McDonagh investigates the effect of this latest revolution, described by one commentator, as ‘a fusion of physical, digital and biological technologies’ on the social and working lives of people today.
While robots, especially ‘humanoid robots’ have captured media attention, McDonagh explains how powerful AI machines can recognise patterns and connections in data that are ‘so complex that no individual human or groups of humans can see those connections’. While some commentators argue that the present technological revolution will, as the earlier revolutions, create new jobs, McDonagh challenges that position and argues that the new technologies will lead to huge levels of unemployment. He quotes Heather Humphreys, Minister for Social Protection and Rural and Community Development, who believes that Irish workers face a 50% chance that their jobs will be automated in little more than a decade.
McDonagh’s book, though dealing with complex ideas and reaching out into a new, and for most people, unexplored frontier, has the great benefit of explaining new terms – AI, algorithm, cloud robotics, cybersecurity, big data, etc. that are becoming part of the vernacular of our day – in refreshingly simple language.

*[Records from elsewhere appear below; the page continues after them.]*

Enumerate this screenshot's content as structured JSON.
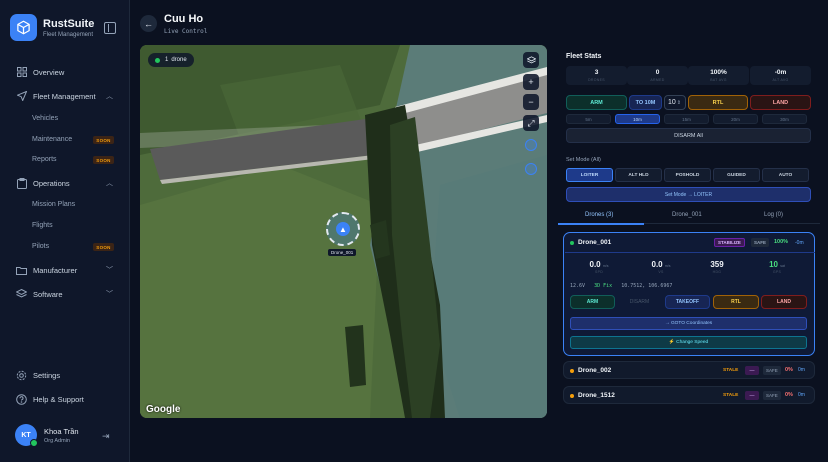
{
  "app": {
    "name": "RustSuite",
    "subtitle": "Fleet Management"
  },
  "sidebar": {
    "overview": "Overview",
    "fleet": "Fleet Management",
    "fleet_items": [
      {
        "label": "Vehicles",
        "soon": ""
      },
      {
        "label": "Maintenance",
        "soon": "SOON"
      },
      {
        "label": "Reports",
        "soon": "SOON"
      }
    ],
    "operations": "Operations",
    "operations_items": [
      {
        "label": "Mission Plans",
        "soon": ""
      },
      {
        "label": "Flights",
        "soon": ""
      },
      {
        "label": "Pilots",
        "soon": "SOON"
      }
    ],
    "manufacturer": "Manufacturer",
    "software": "Software",
    "settings": "Settings",
    "help": "Help & Support"
  },
  "user": {
    "initials": "KT",
    "name": "Khoa Trần",
    "role": "Org Admin"
  },
  "header": {
    "title": "Cuu Ho",
    "subtitle": "Live Control"
  },
  "map": {
    "drone_count": "1",
    "drone_count_label": "drone",
    "marker_label": "Drone_001",
    "attribution": "Google"
  },
  "fleet_stats": {
    "title": "Fleet Stats",
    "stats": [
      {
        "value": "3",
        "label": "DRONES"
      },
      {
        "value": "0",
        "label": "ARMED"
      },
      {
        "value": "100%",
        "label": "BAT AVG"
      },
      {
        "value": "-0m",
        "label": "ALT AVG"
      }
    ],
    "arm": "ARM",
    "to_alt": "TO 10M",
    "alt_value": "10",
    "rtl": "RTL",
    "land": "LAND",
    "alt_options": [
      "5m",
      "10m",
      "15m",
      "20m",
      "30m"
    ],
    "alt_selected": "10m",
    "disarm_all": "DISARM All",
    "mode_title": "Set Mode (All)",
    "modes": [
      "LOITER",
      "ALT HLD",
      "POSHOLD",
      "GUIDED",
      "AUTO"
    ],
    "mode_selected": "LOITER",
    "set_mode": "Set Mode → LOITER"
  },
  "tabs": [
    "Drones (3)",
    "Drone_001",
    "Log (0)"
  ],
  "active_drone": {
    "name": "Drone_001",
    "mode": "STABILIZE",
    "safe": "SAFE",
    "battery": "100%",
    "alt": "-0m",
    "telemetry": [
      {
        "value": "0.0",
        "unit": "m/s",
        "label": "SPD"
      },
      {
        "value": "0.0",
        "unit": "m/s",
        "label": "VS"
      },
      {
        "value": "359",
        "unit": "",
        "label": "HDG"
      },
      {
        "value": "10",
        "unit": "sat",
        "label": "GPS"
      }
    ],
    "voltage": "12.6V",
    "fix": "3D Fix",
    "coords": "10.7512, 106.6967",
    "buttons": {
      "arm": "ARM",
      "disarm": "DISARM",
      "takeoff": "TAKEOFF",
      "rtl": "RTL",
      "land": "LAND"
    },
    "goto": "→ GOTO Coordinates",
    "speed": "⚡ Change Speed"
  },
  "other_drones": [
    {
      "name": "Drone_002",
      "status": "STALE",
      "mode": "—",
      "safe": "SAFE",
      "battery": "0%",
      "alt": "0m"
    },
    {
      "name": "Drone_1512",
      "status": "STALE",
      "mode": "—",
      "safe": "SAFE",
      "battery": "0%",
      "alt": "0m"
    }
  ],
  "colors": {
    "accent": "#3b82f6",
    "sidebar_bg": "#0f172a",
    "page_bg": "#0b1120",
    "online": "#22c55e",
    "stale": "#f59e0b"
  }
}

For a difficult and complex subject, his book is an easy read for the general reader and I would highly recommend it, as an introduction to terms that have entered our everyday vocabulary, the issues that underpin them and their significance for our ‘new normal’.
The lesson McDonagh takes from the recent pandemic is that we need to be prepared for the changes that accompany the fourth industrial revolution rather than reacting to them when they happen. A good start, for the general punter, would be to read this important book.
- Seán McDonagh, Robots, Ethics and the Future of Jobs
- Messenger Publications, 184 pp, €19.95.